Yesterday, it was hot and sunny for most of the day (the temperature peaked at 82 degrees - almost 20 degrees higher than normal for May 8). The heat and intensity of the sunlight were oppressive - I am a person who prefers a coastal climate with moderate temperatures and lots of precipitation. I kept thinking that my town's motto should be "zero to 80 in three weeks or less." That's an exaggeration, of course, but it does sometimes seem as though it's winter 3/4 of the year and summer the other quarter. Spring and autumn, my favorite seasons, get short shrift here.
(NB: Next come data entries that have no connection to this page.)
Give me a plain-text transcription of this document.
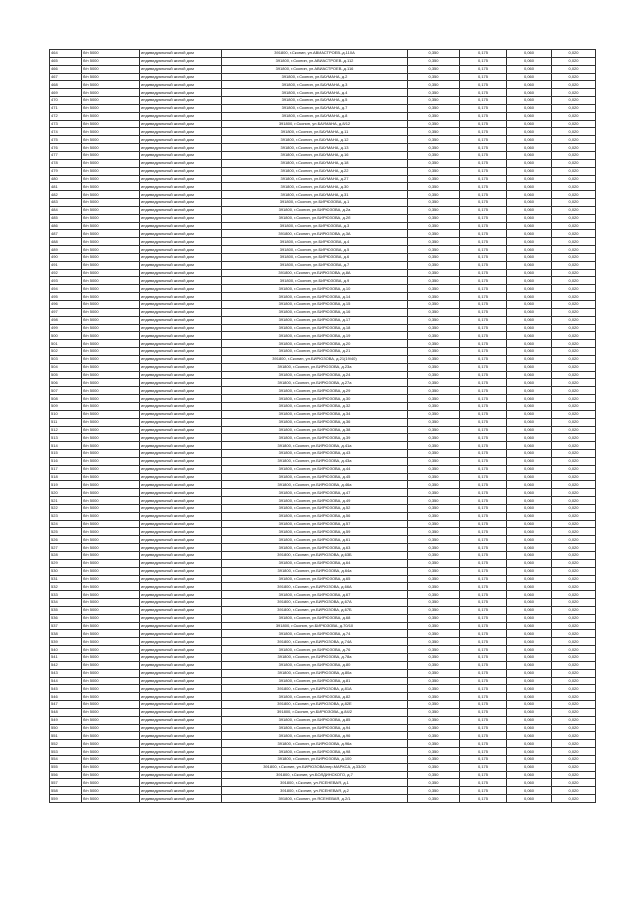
464	б/н 5000	индивидуальный жилой дом	391800, г.Скопин, ул.АВИАСТРОЕВ.,д.110А	0,350	0,175	0,060	0,020
465	б/н 5000	индивидуальный жилой дом	391800, г.Скопин, ул.АВИАСТРОЕВ.,д.112	0,350	0,175	0,060	0,020
466	б/н 5000	индивидуальный жилой дом	391800, г.Скопин, ул.АВИАСТРОЕВ.,д.116	0,350	0,175	0,060	0,020
467	б/н 5000	индивидуальный жилой дом	391800, г.Скопин, ул.БАУМАНА, д.2	0,350	0,175	0,060	0,020
468	б/н 5000	индивидуальный жилой дом	391800, г.Скопин, ул.БАУМАНА, д.3	0,350	0,175	0,060	0,020
469	б/н 5000	индивидуальный жилой дом	391800, г.Скопин, ул.БАУМАНА, д.4	0,350	0,175	0,060	0,020
470	б/н 5000	индивидуальный жилой дом	391800, г.Скопин, ул.БАУМАНА, д.5	0,350	0,175	0,060	0,020
471	б/н 5000	индивидуальный жилой дом	391800, г.Скопин, ул.БАУМАНА, д.7	0,350	0,175	0,060	0,020
472	б/н 5000	индивидуальный жилой дом	391800, г.Скопин, ул.БАУМАНА, д.8	0,350	0,175	0,060	0,020
473	б/н 5000	индивидуальный жилой дом	391800, г.Скопин, ул.БАУМАНА, д.8/12	0,350	0,175	0,060	0,020
474	б/н 5000	индивидуальный жилой дом	391800, г.Скопин, ул.БАУМАНА, д.11	0,350	0,175	0,060	0,020
475	б/н 5000	индивидуальный жилой дом	391800, г.Скопин, ул.БАУМАНА, д.12	0,350	0,175	0,060	0,020
476	б/н 5000	индивидуальный жилой дом	391800, г.Скопин, ул.БАУМАНА, д.13	0,350	0,175	0,060	0,020
477	б/н 5000	индивидуальный жилой дом	391800, г.Скопин, ул.БАУМАНА, д.16	0,350	0,175	0,060	0,020
478	б/н 5000	индивидуальный жилой дом	391800, г.Скопин, ул.БАУМАНА, д.18	0,350	0,175	0,060	0,020
479	б/н 5000	индивидуальный жилой дом	391800, г.Скопин, ул.БАУМАНА, д.22	0,350	0,175	0,060	0,020
480	б/н 5000	индивидуальный жилой дом	391800, г.Скопин, ул.БАУМАНА, д.27	0,350	0,175	0,060	0,020
481	б/н 5000	индивидуальный жилой дом	391800, г.Скопин, ул.БАУМАНА, д.30	0,350	0,175	0,060	0,020
482	б/н 5000	индивидуальный жилой дом	391800, г.Скопин, ул.БАУМАНА, д.31	0,350	0,175	0,060	0,020
483	б/н 5000	индивидуальный жилой дом	391800, г.Скопин, ул.БИРЮЗОВА, д.1	0,350	0,175	0,060	0,020
484	б/н 5000	индивидуальный жилой дом	391800, г.Скопин, ул.БИРЮЗОВА, д.2а	0,350	0,175	0,060	0,020
485	б/н 5000	индивидуальный жилой дом	391800, г.Скопин, ул.БИРЮЗОВА, д.2б	0,350	0,175	0,060	0,020
486	б/н 5000	индивидуальный жилой дом	391800, г.Скопин, ул.БИРЮЗОВА, д.3	0,350	0,175	0,060	0,020
487	б/н 5000	индивидуальный жилой дом	391800, г.Скопин, ул.БИРЮЗОВА, д.3А	0,350	0,175	0,060	0,020
488	б/н 5000	индивидуальный жилой дом	391800, г.Скопин, ул.БИРЮЗОВА, д.4	0,350	0,175	0,060	0,020
489	б/н 5000	индивидуальный жилой дом	391800, г.Скопин, ул.БИРЮЗОВА, д.5	0,350	0,175	0,060	0,020
490	б/н 5000	индивидуальный жилой дом	391800, г.Скопин, ул.БИРЮЗОВА, д.6	0,350	0,175	0,060	0,020
491	б/н 5000	индивидуальный жилой дом	391800, г.Скопин, ул.БИРЮЗОВА, д.7	0,350	0,175	0,060	0,020
492	б/н 5000	индивидуальный жилой дом	391800, г.Скопин, ул.БИРЮЗОВА, д.8А	0,350	0,175	0,060	0,020
493	б/н 5000	индивидуальный жилой дом	391800, г.Скопин, ул.БИРЮЗОВА, д.9	0,350	0,175	0,060	0,020
494	б/н 5000	индивидуальный жилой дом	391800, г.Скопин, ул.БИРЮЗОВА, д.10	0,350	0,175	0,060	0,020
495	б/н 5000	индивидуальный жилой дом	391800, г.Скопин, ул.БИРЮЗОВА, д.14	0,350	0,175	0,060	0,020
496	б/н 5000	индивидуальный жилой дом	391800, г.Скопин, ул.БИРЮЗОВА, д.15	0,350	0,175	0,060	0,020
497	б/н 5000	индивидуальный жилой дом	391800, г.Скопин, ул.БИРЮЗОВА, д.16	0,350	0,175	0,060	0,020
498	б/н 5000	индивидуальный жилой дом	391800, г.Скопин, ул.БИРЮЗОВА, д.17	0,350	0,175	0,060	0,020
499	б/н 5000	индивидуальный жилой дом	391800, г.Скопин, ул.БИРЮЗОВА, д.18	0,350	0,175	0,060	0,020
500	б/н 5000	индивидуальный жилой дом	391800, г.Скопин, ул.БИРЮЗОВА, д.19	0,350	0,175	0,060	0,020
501	б/н 5000	индивидуальный жилой дом	391800, г.Скопин, ул.БИРЮЗОВА, д.20	0,350	0,175	0,060	0,020
502	б/н 5000	индивидуальный жилой дом	391800, г.Скопин, ул.БИРЮЗОВА, д.21	0,350	0,175	0,060	0,020
503	б/н 5000	индивидуальный жилой дом	391800, г.Скопин, ул.БИРЮЗОВА, д.21(19/40)	0,350	0,175	0,060	0,020
504	б/н 5000	индивидуальный жилой дом	391800, г.Скопин, ул.БИРЮЗОВА, д.23а	0,350	0,175	0,060	0,020
505	б/н 5000	индивидуальный жилой дом	391800, г.Скопин, ул.БИРЮЗОВА, д.24	0,350	0,175	0,060	0,020
506	б/н 5000	индивидуальный жилой дом	391800, г.Скопин, ул.БИРЮЗОВА, д.27а	0,350	0,175	0,060	0,020
507	б/н 5000	индивидуальный жилой дом	391800, г.Скопин, ул.БИРЮЗОВА, д.29	0,350	0,175	0,060	0,020
508	б/н 5000	индивидуальный жилой дом	391800, г.Скопин, ул.БИРЮЗОВА, д.30	0,350	0,175	0,060	0,020
509	б/н 5000	индивидуальный жилой дом	391800, г.Скопин, ул.БИРЮЗОВА, д.32	0,350	0,175	0,060	0,020
510	б/н 5000	индивидуальный жилой дом	391800, г.Скопин, ул.БИРЮЗОВА, д.34	0,350	0,175	0,060	0,020
511	б/н 5000	индивидуальный жилой дом	391800, г.Скопин, ул.БИРЮЗОВА, д.36	0,350	0,175	0,060	0,020
512	б/н 5000	индивидуальный жилой дом	391800, г.Скопин, ул.БИРЮЗОВА, д.38	0,350	0,175	0,060	0,020
513	б/н 5000	индивидуальный жилой дом	391800, г.Скопин, ул.БИРЮЗОВА, д.39	0,350	0,175	0,060	0,020
514	б/н 5000	индивидуальный жилой дом	391800, г.Скопин, ул.БИРЮЗОВА, д.41а	0,350	0,175	0,060	0,020
515	б/н 5000	индивидуальный жилой дом	391800, г.Скопин, ул.БИРЮЗОВА, д.43	0,350	0,175	0,060	0,020
516	б/н 5000	индивидуальный жилой дом	391800, г.Скопин, ул.БИРЮЗОВА, д.43а	0,350	0,175	0,060	0,020
517	б/н 5000	индивидуальный жилой дом	391800, г.Скопин, ул.БИРЮЗОВА, д.44	0,350	0,175	0,060	0,020
518	б/н 5000	индивидуальный жилой дом	391800, г.Скопин, ул.БИРЮЗОВА, д.45	0,350	0,175	0,060	0,020
519	б/н 5000	индивидуальный жилой дом	391800, г.Скопин, ул.БИРЮЗОВА, д.46а	0,350	0,175	0,060	0,020
520	б/н 5000	индивидуальный жилой дом	391800, г.Скопин, ул.БИРЮЗОВА, д.47	0,350	0,175	0,060	0,020
521	б/н 5000	индивидуальный жилой дом	391800, г.Скопин, ул.БИРЮЗОВА, д.49	0,350	0,175	0,060	0,020
522	б/н 5000	индивидуальный жилой дом	391800, г.Скопин, ул.БИРЮЗОВА, д.52	0,350	0,175	0,060	0,020
523	б/н 5000	индивидуальный жилой дом	391800, г.Скопин, ул.БИРЮЗОВА, д.56	0,350	0,175	0,060	0,020
524	б/н 5000	индивидуальный жилой дом	391800, г.Скопин, ул.БИРЮЗОВА, д.57	0,350	0,175	0,060	0,020
525	б/н 5000	индивидуальный жилой дом	391800, г.Скопин, ул.БИРЮЗОВА, д.59	0,350	0,175	0,060	0,020
526	б/н 5000	индивидуальный жилой дом	391800, г.Скопин, ул.БИРЮЗОВА, д.61	0,350	0,175	0,060	0,020
527	б/н 5000	индивидуальный жилой дом	391800, г.Скопин, ул.БИРЮЗОВА, д.63	0,350	0,175	0,060	0,020
528	б/н 5000	индивидуальный жилой дом	391800, г.Скопин, ул.БИРЮЗОВА, д.63Б	0,350	0,175	0,060	0,020
529	б/н 5000	индивидуальный жилой дом	391800, г.Скопин, ул.БИРЮЗОВА, д.64	0,350	0,175	0,060	0,020
530	б/н 5000	индивидуальный жилой дом	391800, г.Скопин, ул.БИРЮЗОВА, д.64а	0,350	0,175	0,060	0,020
531	б/н 5000	индивидуальный жилой дом	391800, г.Скопин, ул.БИРЮЗОВА, д.65	0,350	0,175	0,060	0,020
532	б/н 5000	индивидуальный жилой дом	391800, г.Скопин, ул.БИРЮЗОВА, д.66А	0,350	0,175	0,060	0,020
533	б/н 5000	индивидуальный жилой дом	391800, г.Скопин, ул.БИРЮЗОВА, д.67	0,350	0,175	0,060	0,020
534	б/н 5000	индивидуальный жилой дом	391800, г.Скопин, ул.БИРЮЗОВА, д.67А	0,350	0,175	0,060	0,020
535	б/н 5000	индивидуальный жилой дом	391800, г.Скопин, ул.БИРЮЗОВА, д.67Б	0,350	0,175	0,060	0,020
536	б/н 5000	индивидуальный жилой дом	391800, г.Скопин, ул.БИРЮЗОВА, д.68	0,350	0,175	0,060	0,020
537	б/н 5000	индивидуальный жилой дом	391800, г.Скопин, ул.БИРЮЗОВА, д.70/10	0,350	0,175	0,060	0,020
538	б/н 5000	индивидуальный жилой дом	391800, г.Скопин, ул.БИРЮЗОВА, д.74	0,350	0,175	0,060	0,020
539	б/н 5000	индивидуальный жилой дом	391800, г.Скопин, ул.БИРЮЗОВА, д.74А	0,350	0,175	0,060	0,020
540	б/н 5000	индивидуальный жилой дом	391800, г.Скопин, ул.БИРЮЗОВА, д.76	0,350	0,175	0,060	0,020
541	б/н 5000	индивидуальный жилой дом	391800, г.Скопин, ул.БИРЮЗОВА, д.78а	0,350	0,175	0,060	0,020
542	б/н 5000	индивидуальный жилой дом	391800, г.Скопин, ул.БИРЮЗОВА, д.80	0,350	0,175	0,060	0,020
543	б/н 5000	индивидуальный жилой дом	391800, г.Скопин, ул.БИРЮЗОВА, д.80а	0,350	0,175	0,060	0,020
544	б/н 5000	индивидуальный жилой дом	391800, г.Скопин, ул.БИРЮЗОВА, д.81	0,350	0,175	0,060	0,020
545	б/н 5000	индивидуальный жилой дом	391800, г.Скопин, ул.БИРЮЗОВА, д.81А	0,350	0,175	0,060	0,020
546	б/н 5000	индивидуальный жилой дом	391800, г.Скопин, ул.БИРЮЗОВА, д.82	0,350	0,175	0,060	0,020
547	б/н 5000	индивидуальный жилой дом	391800, г.Скопин, ул.БИРЮЗОВА, д.82Е	0,350	0,175	0,060	0,020
548	б/н 5000	индивидуальный жилой дом	391800, г.Скопин, ул.БИРЮЗОВА, д.84/2	0,350	0,175	0,060	0,020
549	б/н 5000	индивидуальный жилой дом	391800, г.Скопин, ул.БИРЮЗОВА, д.85	0,350	0,175	0,060	0,020
550	б/н 5000	индивидуальный жилой дом	391800, г.Скопин, ул.БИРЮЗОВА, д.94	0,350	0,175	0,060	0,020
551	б/н 5000	индивидуальный жилой дом	391800, г.Скопин, ул.БИРЮЗОВА, д.96	0,350	0,175	0,060	0,020
552	б/н 5000	индивидуальный жилой дом	391800, г.Скопин, ул.БИРЮЗОВА, д.96а	0,350	0,175	0,060	0,020
553	б/н 5000	индивидуальный жилой дом	391800, г.Скопин, ул.БИРЮЗОВА, д.98	0,350	0,175	0,060	0,020
554	б/н 5000	индивидуальный жилой дом	391800, г.Скопин, ул.БИРЮЗОВА, д.100	0,350	0,175	0,060	0,020
555	б/н 5000	индивидуальный жилой дом	391800, г.Скопин, ул.БИРЮЗОВА/пер.МАРКСА, д.33/20	0,350	0,175	0,060	0,020
556	б/н 5000	индивидуальный жилой дом	391800, г.Скопин, ул.БОЛДИНСКОГО, д.7	0,350	0,175	0,060	0,020
557	б/н 5000	индивидуальный жилой дом	391800, г.Скопин, ул.ЯСЕНЕВАЯ, д.1	0,350	0,175	0,060	0,020
558	б/н 5000	индивидуальный жилой дом	391800, г.Скопин, ул.ЯСЕНЕВАЯ, д.2	0,350	0,175	0,060	0,020
559	б/н 5000	индивидуальный жилой дом	391800, г.Скопин, ул.ЯСЕНЕВАЯ, д.2/1	0,350	0,175	0,060	0,020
Anyway, in the late afternoon, a storm suddenly blew in. The sky darkened to a slate gray, fat raindrops splashed into puddles, the branches of trees were shaken wildly about in the wind, and streaks of lightning lit up the clouds. The air smelled fresh and damp and earthy, tinged faintly with somewhere-elseness. It made a wild, exhilarating longing rise unexpectedly inside me.

Almost as quickly as it came, the storm died down and then vanished, leaving the sky a dusky rose-violet. Slanting rays of sunlight illuminated a rainbow that appeared in the east between billowing clouds. White-blossomed plants shimmered with dew, wet pavement shone, the tops of trees glowed as though dipped in gold paint. All I could think was O my Lord, you are glorious!

And then I thought, maybe this is how it is with storms. We need them - the storms in our lives - to cleanse us, to deepen our appreciation of beauty, to awaken our longings for truth, for justice, for mercy, for goodness. Our experience of storms makes it possible to rejoice when things are made new again. Maybe this is why God allows us to suffer.